For example, back in 2005, Operation Pendennis uncovered a terrorist network headed by a radical Melbourne cleric, Abdul Nacer Benbrika. He and his seven followers in Melbourne were all found guilty in 2009 of planning a terrorist attack on Australian soil. Later that year five men in Sydney were found guilty of planning the same attack, after a further four men in Sydney pleaded guilty to lesser charges.

In August 2009, Australian security and police agencies foiled an al-Shabab associated plot to attack Holsworthy Army Barracks in Sydney. Code-named Operation Neath, the counter-terrorism operation disrupted a mass-shooting plot in its early stages. Five men were charged and three were convicted of planning to attack the barracks.

Yet so far we have seen few positive results from incarcerating terrorist offenders in maximum security facilities. Khaled Sharrouf, for example, who recently rose to international notoriety for his barbarous activities in Iraq, was one of those convicted after Operation Pendennis and served time in Goulburn’s maximum-security jail. Released in 2009, Sharrouf has gone on to fight with IS. More hardened than ever before, one could argue that his time in prison made him worse.

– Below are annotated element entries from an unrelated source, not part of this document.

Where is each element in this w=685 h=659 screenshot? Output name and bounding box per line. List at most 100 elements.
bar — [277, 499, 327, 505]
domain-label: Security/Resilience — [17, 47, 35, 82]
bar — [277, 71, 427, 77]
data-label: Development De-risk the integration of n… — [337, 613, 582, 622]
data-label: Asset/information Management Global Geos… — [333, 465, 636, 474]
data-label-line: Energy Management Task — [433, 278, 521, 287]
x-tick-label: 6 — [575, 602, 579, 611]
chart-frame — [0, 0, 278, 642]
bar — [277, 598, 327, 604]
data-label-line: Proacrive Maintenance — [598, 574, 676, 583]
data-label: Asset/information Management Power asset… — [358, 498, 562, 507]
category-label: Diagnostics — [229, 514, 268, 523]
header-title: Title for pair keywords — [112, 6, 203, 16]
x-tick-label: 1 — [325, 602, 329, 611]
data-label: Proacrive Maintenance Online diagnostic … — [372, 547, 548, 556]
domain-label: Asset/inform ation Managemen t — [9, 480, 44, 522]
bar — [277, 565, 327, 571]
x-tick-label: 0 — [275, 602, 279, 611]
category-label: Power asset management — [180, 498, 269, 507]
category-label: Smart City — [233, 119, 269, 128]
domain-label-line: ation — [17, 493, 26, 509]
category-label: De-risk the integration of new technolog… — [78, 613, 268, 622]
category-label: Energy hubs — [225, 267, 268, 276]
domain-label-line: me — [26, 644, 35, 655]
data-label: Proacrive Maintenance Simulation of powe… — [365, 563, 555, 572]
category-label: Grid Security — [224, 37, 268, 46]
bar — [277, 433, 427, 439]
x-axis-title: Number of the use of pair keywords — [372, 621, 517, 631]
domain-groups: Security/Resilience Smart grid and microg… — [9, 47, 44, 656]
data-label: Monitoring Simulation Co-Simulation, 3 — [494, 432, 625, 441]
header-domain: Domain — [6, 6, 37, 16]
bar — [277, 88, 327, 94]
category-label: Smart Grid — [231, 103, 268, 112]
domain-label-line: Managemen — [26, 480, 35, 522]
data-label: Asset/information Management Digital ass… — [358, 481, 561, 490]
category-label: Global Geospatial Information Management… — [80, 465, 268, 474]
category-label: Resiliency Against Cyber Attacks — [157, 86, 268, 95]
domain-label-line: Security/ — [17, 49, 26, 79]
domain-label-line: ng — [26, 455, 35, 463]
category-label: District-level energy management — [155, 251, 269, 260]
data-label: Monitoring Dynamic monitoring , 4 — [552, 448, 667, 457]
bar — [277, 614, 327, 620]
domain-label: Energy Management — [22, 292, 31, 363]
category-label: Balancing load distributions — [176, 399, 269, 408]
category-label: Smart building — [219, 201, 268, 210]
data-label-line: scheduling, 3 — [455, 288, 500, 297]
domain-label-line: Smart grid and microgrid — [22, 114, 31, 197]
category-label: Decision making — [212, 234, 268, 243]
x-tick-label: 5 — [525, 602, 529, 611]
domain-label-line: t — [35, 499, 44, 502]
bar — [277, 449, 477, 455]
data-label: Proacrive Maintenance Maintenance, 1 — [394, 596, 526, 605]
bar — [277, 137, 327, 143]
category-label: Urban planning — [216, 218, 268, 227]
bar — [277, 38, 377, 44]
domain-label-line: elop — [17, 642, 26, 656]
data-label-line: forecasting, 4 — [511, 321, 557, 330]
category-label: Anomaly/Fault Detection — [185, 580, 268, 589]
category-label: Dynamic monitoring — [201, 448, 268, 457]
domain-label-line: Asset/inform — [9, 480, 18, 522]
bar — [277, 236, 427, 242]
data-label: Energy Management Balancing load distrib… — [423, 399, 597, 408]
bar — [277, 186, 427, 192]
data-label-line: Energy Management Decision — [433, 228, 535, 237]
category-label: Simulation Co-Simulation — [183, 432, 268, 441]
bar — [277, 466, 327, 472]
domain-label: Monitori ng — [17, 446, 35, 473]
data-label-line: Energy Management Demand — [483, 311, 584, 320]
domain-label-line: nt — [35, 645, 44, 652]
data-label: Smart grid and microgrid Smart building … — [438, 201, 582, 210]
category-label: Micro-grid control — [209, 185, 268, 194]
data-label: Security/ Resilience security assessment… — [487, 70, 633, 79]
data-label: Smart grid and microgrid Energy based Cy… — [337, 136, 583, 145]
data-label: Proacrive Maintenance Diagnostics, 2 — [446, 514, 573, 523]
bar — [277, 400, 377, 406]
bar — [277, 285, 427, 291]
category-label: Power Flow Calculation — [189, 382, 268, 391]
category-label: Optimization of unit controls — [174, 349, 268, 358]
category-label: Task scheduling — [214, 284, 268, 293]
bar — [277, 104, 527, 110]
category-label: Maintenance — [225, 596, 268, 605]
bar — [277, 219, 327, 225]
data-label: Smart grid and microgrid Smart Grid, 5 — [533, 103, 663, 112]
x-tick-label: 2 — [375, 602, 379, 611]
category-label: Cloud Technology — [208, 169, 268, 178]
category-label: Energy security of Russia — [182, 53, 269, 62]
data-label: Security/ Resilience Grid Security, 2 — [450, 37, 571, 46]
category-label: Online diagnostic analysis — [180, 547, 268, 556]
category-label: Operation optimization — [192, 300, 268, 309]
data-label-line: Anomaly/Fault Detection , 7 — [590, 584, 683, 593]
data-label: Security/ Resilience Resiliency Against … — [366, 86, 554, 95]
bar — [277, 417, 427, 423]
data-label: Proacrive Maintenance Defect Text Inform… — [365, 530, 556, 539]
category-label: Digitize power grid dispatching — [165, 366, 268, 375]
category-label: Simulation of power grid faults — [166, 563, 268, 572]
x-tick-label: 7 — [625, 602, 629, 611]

Khalef Sharrouf was convicted after Operation Pendennis and emerged from prison as a more serious threat.

For those still in jail, corrections officials claim that ­an alleged leader of the Australian IS group is suspected of passing orders from inside Goulburn Jail. Several inmates convicted as a result of Operation Pendennis, the officials say, “are ­capable of plotting acts of terror” despite being held in tight security.

The government will introduce new counter-terrorism legislation this week to give security agencies greater resources and powers to combat home-grown terrorism and Australians participating in terrorist activities overseas. Some of these new measures will make it easier to get convictions for terrorism offences, including lowering the threshold for arrest without warrant.

Yet with no precise game plan, Team Australia is already floundering. No wonder, considering we have left it too long to educate team members, particularly those on the sidelines or margins, about the rules and how to play “Australian”.

With 15 more people dropping out of the team, the endemic cycle of terrorism will continue if we continue down our path of harsh incarceration policies with no prospects for rehabilitation.